Bouée de sauvetage ou pilule empoisonnée ? Le « Project Big Picture », qui veut réformer en profondeur le football professionnel anglais, oppose ceux qui y voient un moyen de tirer les petits clubs de la crise à ceux qui évoquent un Cheval de Troie vers une ligue fermée.
Que prévoit le projet ?
Compétitions, gouvernance, finances : le Project Big Picture (PBP) vise large. Passage à 18 clubs en Premier League, suppression de la Coupe de la Ligue et du Community Shield, modification du système de relégation en Championship (D2), passant de 3 à 2 relégués, plus un tournoi de barrage donnant une chance de maintien au 16e, le visage du championnat le plus puissant au monde serait transformé.
Et son mode de fonctionnement, puisque la collégialité serait abandonnée. Sur les 18 clubs, seuls les 9 plus anciens voteraient, avec une majorité qualifiée de 6 voix, contre 14 sur 20 clubs actuellement, avec des pouvoir étendus. En contrepartie, les promoteurs du projet font miroiter une aide immédiate de 250 millions de livres (275 M EUR) aux trois divisions inférieures dont la situation économique est critique en raison de la pandémie de Covid-19.
Ensuite, ces trois divisions se partageraient 25 % des droits télés négociés collectivement.
Qui est pour ?
Le projet a germé dans l’esprit de Fenway Group, propriétaire américain de Liverpool, bien avant la crise du coronavirus, mais cette dernière a ouvert une fenêtre en fragilisant encore la résistance des petits clubs. Fenway a rapidement été rejoint par la famille Glazer, propriétaire américaine de Manchester United, puis Rick Parry, ancien président de Liverpool aujourd’hui président de la Ligue anglaise (EFL) qui gère les compétitions du Championship à la League Two (D4).
Ce dernier assure qu’une majorité de ses clubs est favorables au PBP, probablement séduite par les 275 millions d’euros versés rapidement, eux qui attendent un plan d’aide de la Premier League et du gouvernement pour survivre à la grave crise qu’ils traversent.
Ils estiment aussi qu’à plus long terme, le gouffre financier entre la Premier League et la Championship serait réduit par la nouvelle répartition des droits télé.
Qui est contre ?
La Premier League, tenue à l’écart du projet, a vivement réagi en estimant qu’un « certain nombre de mesures particulières proposées (…) auraient un impact négatif sur toute la compétition ». Mais ses 20 membres actuels semblent divisés et les discussions futures promettent d’être vives.
Le gouvernement a lui aussi très fortement critiqué ce plan. Le Premier ministre Boris Johnson a dénoncé des « manœuvres en coulisses qui sapent la confiance dans la gouvernance du football ».
Les associations de supporters sont également vent debout contre cette « pilule de cyanure enrobée de sucre offerte par des milliardaires qui ne comprennent ni ne se soucient de notre culture du football ».
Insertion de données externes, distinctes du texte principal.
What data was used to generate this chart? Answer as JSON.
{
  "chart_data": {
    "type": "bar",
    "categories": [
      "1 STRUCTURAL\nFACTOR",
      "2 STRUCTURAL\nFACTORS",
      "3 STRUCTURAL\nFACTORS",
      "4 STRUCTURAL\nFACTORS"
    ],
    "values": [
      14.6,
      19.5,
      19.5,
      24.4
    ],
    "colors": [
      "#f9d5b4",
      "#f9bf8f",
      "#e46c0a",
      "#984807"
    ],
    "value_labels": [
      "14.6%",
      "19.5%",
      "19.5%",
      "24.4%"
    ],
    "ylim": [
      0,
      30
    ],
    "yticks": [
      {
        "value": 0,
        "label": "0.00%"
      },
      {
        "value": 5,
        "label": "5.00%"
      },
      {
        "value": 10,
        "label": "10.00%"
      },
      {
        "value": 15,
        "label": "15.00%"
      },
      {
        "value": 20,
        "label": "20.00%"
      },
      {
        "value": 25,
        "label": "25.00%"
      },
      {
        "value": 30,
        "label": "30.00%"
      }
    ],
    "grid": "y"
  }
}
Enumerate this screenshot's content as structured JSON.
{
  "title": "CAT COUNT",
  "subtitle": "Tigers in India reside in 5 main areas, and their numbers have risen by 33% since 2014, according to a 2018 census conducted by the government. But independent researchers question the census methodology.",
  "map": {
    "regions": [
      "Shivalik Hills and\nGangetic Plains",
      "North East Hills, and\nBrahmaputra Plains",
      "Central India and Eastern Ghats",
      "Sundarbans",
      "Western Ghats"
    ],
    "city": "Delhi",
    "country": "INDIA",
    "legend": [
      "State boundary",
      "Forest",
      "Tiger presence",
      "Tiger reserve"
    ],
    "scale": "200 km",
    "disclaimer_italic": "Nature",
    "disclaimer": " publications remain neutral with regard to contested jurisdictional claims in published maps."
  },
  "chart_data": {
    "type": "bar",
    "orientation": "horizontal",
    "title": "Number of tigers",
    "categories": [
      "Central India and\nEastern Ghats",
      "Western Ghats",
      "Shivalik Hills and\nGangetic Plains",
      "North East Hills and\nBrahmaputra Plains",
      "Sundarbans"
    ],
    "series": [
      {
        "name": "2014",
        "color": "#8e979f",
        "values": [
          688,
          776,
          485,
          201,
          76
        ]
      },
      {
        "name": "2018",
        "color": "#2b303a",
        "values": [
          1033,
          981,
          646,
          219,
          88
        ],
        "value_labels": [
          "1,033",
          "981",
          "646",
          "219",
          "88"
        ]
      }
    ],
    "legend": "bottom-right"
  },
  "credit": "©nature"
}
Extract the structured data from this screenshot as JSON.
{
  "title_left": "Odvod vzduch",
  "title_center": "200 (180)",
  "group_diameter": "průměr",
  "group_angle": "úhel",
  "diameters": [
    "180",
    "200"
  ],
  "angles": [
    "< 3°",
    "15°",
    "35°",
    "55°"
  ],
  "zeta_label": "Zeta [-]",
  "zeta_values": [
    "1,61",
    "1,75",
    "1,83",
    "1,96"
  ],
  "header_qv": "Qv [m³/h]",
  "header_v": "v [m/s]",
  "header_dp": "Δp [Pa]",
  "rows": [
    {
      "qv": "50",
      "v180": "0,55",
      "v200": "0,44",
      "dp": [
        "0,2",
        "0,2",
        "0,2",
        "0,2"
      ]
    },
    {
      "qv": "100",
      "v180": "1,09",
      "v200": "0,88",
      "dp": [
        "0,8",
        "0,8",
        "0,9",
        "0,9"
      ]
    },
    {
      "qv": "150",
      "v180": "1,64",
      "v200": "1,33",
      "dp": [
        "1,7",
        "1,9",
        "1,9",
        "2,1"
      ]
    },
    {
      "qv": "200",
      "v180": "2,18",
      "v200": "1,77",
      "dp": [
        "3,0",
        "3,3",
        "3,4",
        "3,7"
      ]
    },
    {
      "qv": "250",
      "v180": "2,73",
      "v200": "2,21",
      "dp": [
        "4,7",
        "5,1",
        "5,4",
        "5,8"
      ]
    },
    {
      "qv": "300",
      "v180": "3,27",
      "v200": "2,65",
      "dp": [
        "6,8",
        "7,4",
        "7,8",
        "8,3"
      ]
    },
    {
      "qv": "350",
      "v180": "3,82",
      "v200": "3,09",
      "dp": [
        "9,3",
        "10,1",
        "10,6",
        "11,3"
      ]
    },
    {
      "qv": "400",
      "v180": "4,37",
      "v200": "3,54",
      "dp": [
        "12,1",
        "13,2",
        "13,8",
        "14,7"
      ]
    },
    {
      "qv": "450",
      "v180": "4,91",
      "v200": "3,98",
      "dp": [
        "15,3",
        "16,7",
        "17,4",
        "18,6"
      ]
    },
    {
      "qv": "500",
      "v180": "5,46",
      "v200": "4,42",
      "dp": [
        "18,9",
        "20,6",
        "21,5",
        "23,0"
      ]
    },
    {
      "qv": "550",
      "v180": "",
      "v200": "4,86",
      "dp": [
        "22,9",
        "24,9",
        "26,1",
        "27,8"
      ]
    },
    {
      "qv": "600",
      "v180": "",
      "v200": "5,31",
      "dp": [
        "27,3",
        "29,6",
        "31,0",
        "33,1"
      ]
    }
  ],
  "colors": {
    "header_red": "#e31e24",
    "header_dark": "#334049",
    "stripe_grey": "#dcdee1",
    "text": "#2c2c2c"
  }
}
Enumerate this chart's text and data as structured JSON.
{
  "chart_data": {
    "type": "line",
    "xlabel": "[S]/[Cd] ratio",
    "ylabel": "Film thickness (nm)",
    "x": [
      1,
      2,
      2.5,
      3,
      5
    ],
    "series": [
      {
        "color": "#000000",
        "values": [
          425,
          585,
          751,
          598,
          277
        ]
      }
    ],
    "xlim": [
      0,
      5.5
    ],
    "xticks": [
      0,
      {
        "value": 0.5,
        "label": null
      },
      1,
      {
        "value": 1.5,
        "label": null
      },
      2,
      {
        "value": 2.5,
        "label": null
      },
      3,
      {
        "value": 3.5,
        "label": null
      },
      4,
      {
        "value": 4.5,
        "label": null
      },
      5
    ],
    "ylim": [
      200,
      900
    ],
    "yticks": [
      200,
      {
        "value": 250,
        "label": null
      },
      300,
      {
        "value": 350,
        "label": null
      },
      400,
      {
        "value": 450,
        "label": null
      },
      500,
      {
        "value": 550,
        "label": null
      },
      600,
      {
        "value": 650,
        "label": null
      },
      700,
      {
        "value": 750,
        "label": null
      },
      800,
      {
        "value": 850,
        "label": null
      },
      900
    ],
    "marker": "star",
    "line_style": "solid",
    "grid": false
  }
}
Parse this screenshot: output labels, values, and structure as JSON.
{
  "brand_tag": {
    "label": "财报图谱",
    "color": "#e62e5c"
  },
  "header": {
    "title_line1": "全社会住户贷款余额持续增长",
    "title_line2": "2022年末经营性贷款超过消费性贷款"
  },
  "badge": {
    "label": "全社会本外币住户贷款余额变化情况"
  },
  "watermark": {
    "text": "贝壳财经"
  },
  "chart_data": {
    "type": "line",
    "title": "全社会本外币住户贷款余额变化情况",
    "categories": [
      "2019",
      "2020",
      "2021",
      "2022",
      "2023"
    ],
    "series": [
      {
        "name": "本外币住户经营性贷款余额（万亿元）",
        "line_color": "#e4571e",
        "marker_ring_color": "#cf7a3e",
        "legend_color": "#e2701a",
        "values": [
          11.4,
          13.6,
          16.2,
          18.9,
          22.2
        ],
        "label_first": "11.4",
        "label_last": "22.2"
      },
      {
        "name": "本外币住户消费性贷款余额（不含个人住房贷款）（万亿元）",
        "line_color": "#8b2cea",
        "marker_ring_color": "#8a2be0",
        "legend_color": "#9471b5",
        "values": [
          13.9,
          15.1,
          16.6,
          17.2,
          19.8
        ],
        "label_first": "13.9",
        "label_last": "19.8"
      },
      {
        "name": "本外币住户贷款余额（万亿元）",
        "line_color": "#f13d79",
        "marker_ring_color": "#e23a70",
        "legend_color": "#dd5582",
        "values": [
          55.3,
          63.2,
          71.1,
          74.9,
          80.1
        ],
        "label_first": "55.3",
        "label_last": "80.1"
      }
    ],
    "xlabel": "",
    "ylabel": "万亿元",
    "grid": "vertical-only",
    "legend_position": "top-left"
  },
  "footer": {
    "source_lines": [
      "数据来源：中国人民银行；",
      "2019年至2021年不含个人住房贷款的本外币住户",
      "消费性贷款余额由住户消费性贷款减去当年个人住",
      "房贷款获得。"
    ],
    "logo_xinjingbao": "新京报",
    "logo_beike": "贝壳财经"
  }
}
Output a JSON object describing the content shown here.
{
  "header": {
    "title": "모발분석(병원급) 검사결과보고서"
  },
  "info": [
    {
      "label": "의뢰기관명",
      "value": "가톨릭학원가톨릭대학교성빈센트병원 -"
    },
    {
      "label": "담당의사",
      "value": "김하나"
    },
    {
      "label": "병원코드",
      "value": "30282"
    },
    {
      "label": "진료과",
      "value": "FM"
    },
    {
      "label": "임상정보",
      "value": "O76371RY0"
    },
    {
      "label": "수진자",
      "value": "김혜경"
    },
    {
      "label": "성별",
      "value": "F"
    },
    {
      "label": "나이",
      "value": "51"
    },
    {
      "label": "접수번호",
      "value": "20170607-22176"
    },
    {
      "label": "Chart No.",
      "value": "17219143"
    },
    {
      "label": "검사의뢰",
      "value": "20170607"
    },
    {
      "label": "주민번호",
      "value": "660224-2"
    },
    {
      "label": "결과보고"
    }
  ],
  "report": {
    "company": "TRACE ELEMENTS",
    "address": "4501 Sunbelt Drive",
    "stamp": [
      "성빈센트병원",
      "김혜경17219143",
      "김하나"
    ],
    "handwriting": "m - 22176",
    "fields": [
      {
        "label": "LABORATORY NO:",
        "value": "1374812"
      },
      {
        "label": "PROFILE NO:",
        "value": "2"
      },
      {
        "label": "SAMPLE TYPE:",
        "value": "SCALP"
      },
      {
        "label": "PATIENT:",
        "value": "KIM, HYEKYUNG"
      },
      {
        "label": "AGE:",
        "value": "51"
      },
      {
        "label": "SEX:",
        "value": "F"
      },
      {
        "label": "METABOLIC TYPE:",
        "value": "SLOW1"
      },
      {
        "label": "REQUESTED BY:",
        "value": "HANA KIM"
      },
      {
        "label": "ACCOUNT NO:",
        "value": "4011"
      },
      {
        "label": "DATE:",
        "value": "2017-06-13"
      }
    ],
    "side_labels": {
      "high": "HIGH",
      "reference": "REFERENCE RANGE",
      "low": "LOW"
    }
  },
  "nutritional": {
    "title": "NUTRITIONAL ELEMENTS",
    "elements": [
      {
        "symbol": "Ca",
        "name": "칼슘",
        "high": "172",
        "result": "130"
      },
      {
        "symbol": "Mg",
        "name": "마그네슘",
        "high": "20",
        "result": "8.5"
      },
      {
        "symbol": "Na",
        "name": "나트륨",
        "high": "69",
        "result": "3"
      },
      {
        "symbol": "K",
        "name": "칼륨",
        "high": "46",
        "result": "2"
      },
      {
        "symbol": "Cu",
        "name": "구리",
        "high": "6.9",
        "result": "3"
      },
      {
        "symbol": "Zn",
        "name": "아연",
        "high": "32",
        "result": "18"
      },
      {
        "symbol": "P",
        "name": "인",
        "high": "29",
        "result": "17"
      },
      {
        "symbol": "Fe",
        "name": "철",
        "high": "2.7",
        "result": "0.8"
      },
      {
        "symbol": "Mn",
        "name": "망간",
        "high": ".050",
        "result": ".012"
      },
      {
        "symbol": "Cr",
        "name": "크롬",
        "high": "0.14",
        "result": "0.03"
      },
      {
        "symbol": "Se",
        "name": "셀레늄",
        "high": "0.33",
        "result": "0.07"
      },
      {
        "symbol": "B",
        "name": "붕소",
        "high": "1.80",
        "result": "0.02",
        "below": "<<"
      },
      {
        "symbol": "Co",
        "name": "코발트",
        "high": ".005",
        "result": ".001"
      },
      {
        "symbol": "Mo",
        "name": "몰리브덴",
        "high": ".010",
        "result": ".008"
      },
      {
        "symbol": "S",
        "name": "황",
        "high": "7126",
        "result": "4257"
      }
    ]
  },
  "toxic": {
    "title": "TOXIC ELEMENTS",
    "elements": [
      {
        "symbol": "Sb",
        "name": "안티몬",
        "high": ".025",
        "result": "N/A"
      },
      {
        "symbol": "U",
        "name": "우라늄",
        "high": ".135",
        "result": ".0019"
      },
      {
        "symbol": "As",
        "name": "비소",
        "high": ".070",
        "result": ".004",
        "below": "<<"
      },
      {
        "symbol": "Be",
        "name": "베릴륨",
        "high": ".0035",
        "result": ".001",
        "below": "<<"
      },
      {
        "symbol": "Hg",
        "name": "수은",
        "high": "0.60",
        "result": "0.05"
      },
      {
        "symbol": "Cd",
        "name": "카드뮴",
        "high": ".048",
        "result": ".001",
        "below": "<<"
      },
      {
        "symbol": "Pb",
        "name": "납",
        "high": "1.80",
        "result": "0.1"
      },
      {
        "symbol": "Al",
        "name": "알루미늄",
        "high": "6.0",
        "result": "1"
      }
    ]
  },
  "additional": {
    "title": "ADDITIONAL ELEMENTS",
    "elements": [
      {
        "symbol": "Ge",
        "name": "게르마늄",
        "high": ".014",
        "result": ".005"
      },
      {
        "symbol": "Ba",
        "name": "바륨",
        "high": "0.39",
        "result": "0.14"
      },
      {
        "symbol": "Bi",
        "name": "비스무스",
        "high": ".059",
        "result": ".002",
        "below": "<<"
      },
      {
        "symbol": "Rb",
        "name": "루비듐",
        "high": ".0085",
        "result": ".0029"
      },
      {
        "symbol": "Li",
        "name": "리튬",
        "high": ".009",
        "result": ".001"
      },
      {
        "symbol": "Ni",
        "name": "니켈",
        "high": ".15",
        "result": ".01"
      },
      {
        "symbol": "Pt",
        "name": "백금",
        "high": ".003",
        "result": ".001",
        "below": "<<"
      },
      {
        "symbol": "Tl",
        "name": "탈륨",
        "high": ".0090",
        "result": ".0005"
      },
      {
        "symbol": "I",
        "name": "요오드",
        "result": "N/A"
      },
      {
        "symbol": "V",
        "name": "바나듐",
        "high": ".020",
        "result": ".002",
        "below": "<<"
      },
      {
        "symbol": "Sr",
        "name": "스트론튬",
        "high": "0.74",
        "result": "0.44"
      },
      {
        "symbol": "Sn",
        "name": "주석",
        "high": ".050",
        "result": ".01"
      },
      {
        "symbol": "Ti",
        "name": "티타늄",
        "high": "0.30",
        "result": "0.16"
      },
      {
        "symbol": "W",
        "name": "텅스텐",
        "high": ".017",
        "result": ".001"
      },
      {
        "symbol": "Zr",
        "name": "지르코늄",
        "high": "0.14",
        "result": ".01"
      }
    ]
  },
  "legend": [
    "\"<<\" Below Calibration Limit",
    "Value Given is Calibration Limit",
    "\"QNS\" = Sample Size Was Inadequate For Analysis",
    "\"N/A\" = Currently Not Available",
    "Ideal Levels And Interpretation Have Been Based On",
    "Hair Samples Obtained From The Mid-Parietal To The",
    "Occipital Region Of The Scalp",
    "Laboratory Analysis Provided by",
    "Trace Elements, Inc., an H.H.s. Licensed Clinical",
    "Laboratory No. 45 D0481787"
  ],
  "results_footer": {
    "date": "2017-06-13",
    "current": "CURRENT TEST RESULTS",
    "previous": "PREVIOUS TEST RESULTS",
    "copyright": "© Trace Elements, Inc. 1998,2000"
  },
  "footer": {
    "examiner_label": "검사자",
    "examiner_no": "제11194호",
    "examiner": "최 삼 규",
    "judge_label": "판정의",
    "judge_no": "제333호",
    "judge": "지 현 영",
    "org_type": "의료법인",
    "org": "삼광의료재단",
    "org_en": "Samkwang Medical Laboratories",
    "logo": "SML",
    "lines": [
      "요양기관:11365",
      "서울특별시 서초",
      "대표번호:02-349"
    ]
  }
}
Zones d’ombre et petits caractères
Le projet ressemble à un grand pas vers une ligue fermée, fantasme répandu parmi les grands clubs européens. Le fait que ses initiateurs soient américains – Fenway Group possède également l’équipe de baseball des Boston Red Sox – n’y est pas étranger, mais la concentration des pouvoirs dans les mains d’un nombre limité de clubs étaye ce soupçon.
Le passage à 18 clubs et la suppression de la Coupe de la Ligue pourraient alléger le calendrier et contribuer au bien-être des joueurs, mais il s’agit en fait de libérer des dates en vue d’une réforme de la Ligue des champions avec plus de matches. La partie financière du projet semble quant à elle assortie de clauses écrites en tout petit que certains petits clubs, opposés au projet même aux abois financièrement, semblent avoir percé à jour. Les clubs de Premier League auraient ainsi les droits exclusifs à l’international sur 8 de leur rencontres de championnat, dont les recettes ne feront pas partie du partage.
Combinée à l’incertitude sur l’évolution des droits télés post-Covid, les 25 % de ces droits pourraient s’avérer moins importants. Ils s’accompagnent en outre de la fin du « parachute » financier accordé aux clubs relégués en Championship.
Au final, passé le soulagement immédiat des 275 millions d’euros – et encore, ce serait une avance sur les 25 % versés ensuite – rien ne dit que le nouveau modèle aurait les effets économiques vertueux promis.